Forget the Liger, Alabama Biennial Has a Zonkey
In the food chain of hybrid animals, the “zonkey”—a donkey with the striped legs of a zebra, occasionally also referred to as a “donkra“—probably doesn’t rank very high, but it does benefit from major cultural cachet thanks to its starring role in B14, this year’s edition of the Wiregrass Museum of Art (and Conference Center) biennial in Dothan, Alabama. Nicknamed Xena—presumably after the warrior princess of 1990s TV fame, although the Dothan Eagle inexcusably never confirms as much—the zonkey is part of artist Stacey M. Holloway‘s installation The Grass Is Always Greener (2011), in which a stylized version of the rare yet real animal pulls a small trailer home.
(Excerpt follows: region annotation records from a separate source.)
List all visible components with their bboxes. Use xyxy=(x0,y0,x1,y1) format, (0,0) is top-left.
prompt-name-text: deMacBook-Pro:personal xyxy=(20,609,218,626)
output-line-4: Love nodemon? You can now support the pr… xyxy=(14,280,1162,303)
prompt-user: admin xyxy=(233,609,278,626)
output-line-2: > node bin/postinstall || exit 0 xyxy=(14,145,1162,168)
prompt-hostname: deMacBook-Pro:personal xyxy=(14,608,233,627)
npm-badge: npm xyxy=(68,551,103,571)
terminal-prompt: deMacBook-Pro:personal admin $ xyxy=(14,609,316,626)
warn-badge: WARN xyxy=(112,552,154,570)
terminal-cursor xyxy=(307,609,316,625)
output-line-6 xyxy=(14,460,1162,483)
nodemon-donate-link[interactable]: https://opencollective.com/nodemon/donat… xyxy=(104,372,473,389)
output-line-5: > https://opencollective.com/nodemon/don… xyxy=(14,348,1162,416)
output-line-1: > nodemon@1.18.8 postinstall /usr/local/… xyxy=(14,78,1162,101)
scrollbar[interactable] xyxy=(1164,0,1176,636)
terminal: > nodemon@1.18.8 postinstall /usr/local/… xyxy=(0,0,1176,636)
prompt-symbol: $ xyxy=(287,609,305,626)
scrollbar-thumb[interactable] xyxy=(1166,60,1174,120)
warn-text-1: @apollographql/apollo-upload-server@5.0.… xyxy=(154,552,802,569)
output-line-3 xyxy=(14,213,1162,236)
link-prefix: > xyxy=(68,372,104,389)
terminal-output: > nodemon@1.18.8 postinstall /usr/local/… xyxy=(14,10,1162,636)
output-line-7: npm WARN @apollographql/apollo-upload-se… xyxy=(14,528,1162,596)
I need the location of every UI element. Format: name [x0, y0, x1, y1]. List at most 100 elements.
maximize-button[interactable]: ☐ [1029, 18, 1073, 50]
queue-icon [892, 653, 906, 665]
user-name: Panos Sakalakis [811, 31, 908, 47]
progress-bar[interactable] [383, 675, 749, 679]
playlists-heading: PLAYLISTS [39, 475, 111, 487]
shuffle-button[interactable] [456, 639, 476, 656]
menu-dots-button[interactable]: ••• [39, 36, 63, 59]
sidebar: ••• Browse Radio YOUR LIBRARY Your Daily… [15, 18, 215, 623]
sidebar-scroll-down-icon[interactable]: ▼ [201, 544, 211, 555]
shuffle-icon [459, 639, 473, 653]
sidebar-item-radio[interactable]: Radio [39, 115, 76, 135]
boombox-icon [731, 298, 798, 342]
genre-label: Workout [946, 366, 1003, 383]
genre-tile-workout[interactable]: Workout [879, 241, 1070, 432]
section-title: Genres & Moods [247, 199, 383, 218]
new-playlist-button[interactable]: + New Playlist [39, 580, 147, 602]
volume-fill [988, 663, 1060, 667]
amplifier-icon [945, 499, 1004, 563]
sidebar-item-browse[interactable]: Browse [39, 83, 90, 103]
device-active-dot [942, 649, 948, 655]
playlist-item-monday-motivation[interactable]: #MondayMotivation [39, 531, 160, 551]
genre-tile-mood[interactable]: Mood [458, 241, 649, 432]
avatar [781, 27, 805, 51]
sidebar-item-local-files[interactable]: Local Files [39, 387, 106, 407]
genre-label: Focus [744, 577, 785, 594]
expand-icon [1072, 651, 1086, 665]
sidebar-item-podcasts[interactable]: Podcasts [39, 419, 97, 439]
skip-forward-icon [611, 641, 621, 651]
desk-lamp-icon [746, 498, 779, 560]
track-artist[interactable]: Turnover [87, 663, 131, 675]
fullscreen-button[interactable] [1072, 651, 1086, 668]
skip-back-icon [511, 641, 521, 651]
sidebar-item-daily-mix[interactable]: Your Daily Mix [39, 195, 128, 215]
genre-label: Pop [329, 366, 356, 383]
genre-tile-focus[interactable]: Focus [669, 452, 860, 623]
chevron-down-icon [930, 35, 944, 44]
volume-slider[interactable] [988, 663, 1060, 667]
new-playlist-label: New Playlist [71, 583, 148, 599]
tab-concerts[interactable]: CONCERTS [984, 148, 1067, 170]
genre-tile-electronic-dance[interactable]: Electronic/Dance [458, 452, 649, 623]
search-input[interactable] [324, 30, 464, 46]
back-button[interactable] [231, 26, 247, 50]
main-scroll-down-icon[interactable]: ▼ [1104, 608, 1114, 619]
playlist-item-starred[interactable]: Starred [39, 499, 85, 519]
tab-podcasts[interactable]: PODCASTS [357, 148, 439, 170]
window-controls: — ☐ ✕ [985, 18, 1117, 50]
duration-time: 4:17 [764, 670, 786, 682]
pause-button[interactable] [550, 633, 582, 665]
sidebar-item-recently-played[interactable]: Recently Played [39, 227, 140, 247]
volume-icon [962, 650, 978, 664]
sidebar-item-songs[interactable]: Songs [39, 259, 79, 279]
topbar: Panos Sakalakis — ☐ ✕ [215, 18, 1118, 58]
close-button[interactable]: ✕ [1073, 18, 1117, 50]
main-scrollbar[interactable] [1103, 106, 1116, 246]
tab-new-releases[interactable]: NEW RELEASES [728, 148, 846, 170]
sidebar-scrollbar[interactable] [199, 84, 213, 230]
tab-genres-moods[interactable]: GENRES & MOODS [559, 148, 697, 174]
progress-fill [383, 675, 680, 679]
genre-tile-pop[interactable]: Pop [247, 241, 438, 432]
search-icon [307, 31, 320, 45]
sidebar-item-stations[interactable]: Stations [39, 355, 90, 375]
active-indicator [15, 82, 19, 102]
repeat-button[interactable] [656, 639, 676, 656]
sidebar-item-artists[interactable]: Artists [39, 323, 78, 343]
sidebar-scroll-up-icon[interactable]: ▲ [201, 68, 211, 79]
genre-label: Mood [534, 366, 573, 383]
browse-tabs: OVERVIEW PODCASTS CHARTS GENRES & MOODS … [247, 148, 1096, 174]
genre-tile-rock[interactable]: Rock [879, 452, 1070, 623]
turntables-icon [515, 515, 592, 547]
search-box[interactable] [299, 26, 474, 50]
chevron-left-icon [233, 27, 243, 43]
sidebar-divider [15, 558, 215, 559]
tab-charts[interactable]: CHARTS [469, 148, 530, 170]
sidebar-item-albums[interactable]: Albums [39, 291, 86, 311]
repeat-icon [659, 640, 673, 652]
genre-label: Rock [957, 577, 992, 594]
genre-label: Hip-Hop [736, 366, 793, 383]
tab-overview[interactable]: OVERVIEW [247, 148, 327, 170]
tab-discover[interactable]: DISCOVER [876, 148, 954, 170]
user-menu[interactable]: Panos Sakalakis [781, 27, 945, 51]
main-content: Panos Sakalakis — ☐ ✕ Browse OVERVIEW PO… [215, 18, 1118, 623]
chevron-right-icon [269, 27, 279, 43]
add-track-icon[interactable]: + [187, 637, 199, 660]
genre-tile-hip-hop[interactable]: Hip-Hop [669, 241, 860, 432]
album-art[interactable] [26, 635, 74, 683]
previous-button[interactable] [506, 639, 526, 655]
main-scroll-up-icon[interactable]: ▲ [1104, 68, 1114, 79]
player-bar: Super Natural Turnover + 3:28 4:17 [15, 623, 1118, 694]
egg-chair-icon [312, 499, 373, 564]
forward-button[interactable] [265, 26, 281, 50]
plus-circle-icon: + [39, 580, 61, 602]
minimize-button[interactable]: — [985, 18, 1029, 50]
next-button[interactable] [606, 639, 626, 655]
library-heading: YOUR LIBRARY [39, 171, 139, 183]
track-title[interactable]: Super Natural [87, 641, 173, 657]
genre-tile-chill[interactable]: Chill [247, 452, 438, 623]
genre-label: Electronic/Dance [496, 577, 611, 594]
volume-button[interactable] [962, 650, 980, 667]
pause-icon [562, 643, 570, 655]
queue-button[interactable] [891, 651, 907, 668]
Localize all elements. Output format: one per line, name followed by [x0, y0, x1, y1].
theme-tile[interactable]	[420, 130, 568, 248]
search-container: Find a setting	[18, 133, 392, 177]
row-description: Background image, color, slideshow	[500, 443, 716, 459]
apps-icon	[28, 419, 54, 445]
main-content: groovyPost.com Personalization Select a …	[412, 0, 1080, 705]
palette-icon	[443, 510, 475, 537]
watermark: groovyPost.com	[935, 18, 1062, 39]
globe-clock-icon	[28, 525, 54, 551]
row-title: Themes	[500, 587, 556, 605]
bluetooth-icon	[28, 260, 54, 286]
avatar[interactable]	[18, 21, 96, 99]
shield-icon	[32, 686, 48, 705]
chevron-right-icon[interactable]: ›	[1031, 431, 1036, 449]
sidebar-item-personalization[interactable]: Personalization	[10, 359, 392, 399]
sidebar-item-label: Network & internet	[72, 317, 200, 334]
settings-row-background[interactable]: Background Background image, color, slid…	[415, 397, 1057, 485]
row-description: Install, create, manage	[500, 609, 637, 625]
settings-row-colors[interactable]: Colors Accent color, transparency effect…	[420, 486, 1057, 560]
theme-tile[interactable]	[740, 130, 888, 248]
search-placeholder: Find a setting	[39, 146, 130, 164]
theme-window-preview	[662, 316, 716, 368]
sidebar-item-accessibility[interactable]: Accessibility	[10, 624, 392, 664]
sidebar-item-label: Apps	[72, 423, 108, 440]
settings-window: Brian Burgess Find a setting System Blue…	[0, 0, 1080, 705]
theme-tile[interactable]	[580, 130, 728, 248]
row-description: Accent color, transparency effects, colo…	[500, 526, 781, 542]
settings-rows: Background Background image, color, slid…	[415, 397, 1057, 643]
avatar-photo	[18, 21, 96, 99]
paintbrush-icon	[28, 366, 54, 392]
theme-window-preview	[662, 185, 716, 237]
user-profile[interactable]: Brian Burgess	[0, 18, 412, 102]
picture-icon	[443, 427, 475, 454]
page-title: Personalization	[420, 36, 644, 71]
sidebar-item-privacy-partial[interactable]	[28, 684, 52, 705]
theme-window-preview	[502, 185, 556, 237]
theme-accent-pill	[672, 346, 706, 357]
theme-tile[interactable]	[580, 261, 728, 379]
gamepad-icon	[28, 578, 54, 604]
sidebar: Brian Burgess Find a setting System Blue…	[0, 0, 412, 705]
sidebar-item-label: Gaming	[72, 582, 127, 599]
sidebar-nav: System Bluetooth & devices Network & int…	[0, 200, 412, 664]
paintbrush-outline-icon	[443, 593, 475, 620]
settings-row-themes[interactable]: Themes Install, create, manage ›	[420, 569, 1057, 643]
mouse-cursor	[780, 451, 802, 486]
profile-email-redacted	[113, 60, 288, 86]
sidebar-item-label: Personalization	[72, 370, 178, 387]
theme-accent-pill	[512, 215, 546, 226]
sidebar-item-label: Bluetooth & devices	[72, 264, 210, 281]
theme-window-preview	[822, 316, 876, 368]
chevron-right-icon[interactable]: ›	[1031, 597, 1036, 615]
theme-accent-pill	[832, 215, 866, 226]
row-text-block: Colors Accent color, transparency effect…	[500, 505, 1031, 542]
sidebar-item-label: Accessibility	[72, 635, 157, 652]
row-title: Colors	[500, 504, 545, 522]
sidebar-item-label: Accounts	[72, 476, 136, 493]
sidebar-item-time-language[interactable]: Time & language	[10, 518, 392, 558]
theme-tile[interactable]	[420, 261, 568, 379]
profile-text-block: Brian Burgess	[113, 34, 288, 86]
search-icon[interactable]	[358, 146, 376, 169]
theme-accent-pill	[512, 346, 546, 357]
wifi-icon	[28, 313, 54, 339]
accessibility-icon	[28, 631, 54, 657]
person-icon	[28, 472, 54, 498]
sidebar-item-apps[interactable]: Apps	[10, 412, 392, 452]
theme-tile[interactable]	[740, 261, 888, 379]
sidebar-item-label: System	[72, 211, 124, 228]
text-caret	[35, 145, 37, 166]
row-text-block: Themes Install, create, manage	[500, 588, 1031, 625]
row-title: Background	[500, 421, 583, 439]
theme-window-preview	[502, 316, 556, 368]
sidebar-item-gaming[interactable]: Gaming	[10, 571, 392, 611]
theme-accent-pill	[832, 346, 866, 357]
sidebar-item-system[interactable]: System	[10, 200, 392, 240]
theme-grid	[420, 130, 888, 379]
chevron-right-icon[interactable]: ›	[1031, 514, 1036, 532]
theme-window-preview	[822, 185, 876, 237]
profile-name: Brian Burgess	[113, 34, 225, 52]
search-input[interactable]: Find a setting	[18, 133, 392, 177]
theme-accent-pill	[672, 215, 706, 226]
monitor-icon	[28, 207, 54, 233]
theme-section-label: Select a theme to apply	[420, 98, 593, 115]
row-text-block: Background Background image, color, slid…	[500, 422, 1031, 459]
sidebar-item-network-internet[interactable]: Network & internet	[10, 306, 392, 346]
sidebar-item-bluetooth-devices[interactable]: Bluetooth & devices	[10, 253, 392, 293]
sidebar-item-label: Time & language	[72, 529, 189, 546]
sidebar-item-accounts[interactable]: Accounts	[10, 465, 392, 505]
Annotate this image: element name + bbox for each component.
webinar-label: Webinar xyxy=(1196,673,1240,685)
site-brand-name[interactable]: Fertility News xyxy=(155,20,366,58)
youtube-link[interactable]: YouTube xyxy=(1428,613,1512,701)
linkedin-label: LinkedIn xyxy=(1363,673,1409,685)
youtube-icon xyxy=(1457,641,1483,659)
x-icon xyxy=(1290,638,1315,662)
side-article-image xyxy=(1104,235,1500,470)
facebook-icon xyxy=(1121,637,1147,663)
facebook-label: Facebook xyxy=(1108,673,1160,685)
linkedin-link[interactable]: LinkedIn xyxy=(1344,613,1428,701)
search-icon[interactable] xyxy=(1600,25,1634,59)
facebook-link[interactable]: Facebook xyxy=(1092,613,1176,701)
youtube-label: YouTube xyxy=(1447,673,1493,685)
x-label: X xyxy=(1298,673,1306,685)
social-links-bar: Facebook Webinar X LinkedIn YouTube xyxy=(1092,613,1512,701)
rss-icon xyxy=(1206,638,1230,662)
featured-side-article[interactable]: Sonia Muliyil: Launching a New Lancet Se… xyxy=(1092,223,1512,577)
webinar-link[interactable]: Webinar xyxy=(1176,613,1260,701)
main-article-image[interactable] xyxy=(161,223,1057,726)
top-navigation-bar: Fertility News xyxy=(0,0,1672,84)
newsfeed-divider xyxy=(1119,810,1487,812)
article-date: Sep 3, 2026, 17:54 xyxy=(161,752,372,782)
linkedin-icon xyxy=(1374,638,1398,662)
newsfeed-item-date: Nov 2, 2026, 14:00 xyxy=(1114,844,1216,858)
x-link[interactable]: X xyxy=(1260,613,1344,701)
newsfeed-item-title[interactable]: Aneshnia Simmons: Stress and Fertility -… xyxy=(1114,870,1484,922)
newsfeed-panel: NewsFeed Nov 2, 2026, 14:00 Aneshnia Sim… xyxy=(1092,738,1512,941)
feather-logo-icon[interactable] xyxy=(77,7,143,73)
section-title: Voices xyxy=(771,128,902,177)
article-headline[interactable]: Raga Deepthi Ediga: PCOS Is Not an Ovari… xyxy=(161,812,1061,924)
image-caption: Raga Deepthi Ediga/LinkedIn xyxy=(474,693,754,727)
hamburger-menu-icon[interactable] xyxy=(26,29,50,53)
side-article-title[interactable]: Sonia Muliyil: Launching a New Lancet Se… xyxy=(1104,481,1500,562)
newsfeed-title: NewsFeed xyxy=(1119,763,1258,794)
“My animals tend to take on a very interesting style where they have these big stomachs and these scrawny little legs,” Holloway told the Eagle. “I just like to over-exaggerate certain features. I think it’s just my style. Her head is a little bit bigger and her legs are a little bit shorter than what you would find on an actual zonkey.”
Inside the small camper that Xena is pulling is a rabbit that appears to be burrowing into the ground.
“I always say I still feel like I’m in that transition from when you leave your parents’ house and when it’s time to create your own house,” Holloway explained. “That’s where the idea of a trailer comes in. You build these things, you take these relationships with you wherever you go, and all these things make up who you are and inevitably build the person that you’re going to be in the future, when you have that family.”
The 2014 Wiregrass biennial includes 47 works by artists from all over the Southeast. It opens to the public on July 17, and will conclude with the museum acquiring four works from the show for its permanent collection.
“I would say it’s one of the best exhibitions that we do because it is so far-reaching in the region,” Wiregrass curator Dana-Marie Lemmer tells the Eagle. “We get to collaborate with the best talent.”
Zonkeys belong to a group of hybrids between zebras and other equine animals known as zebroids that have been bred since the 19th century, and were documented by Charles Darwin.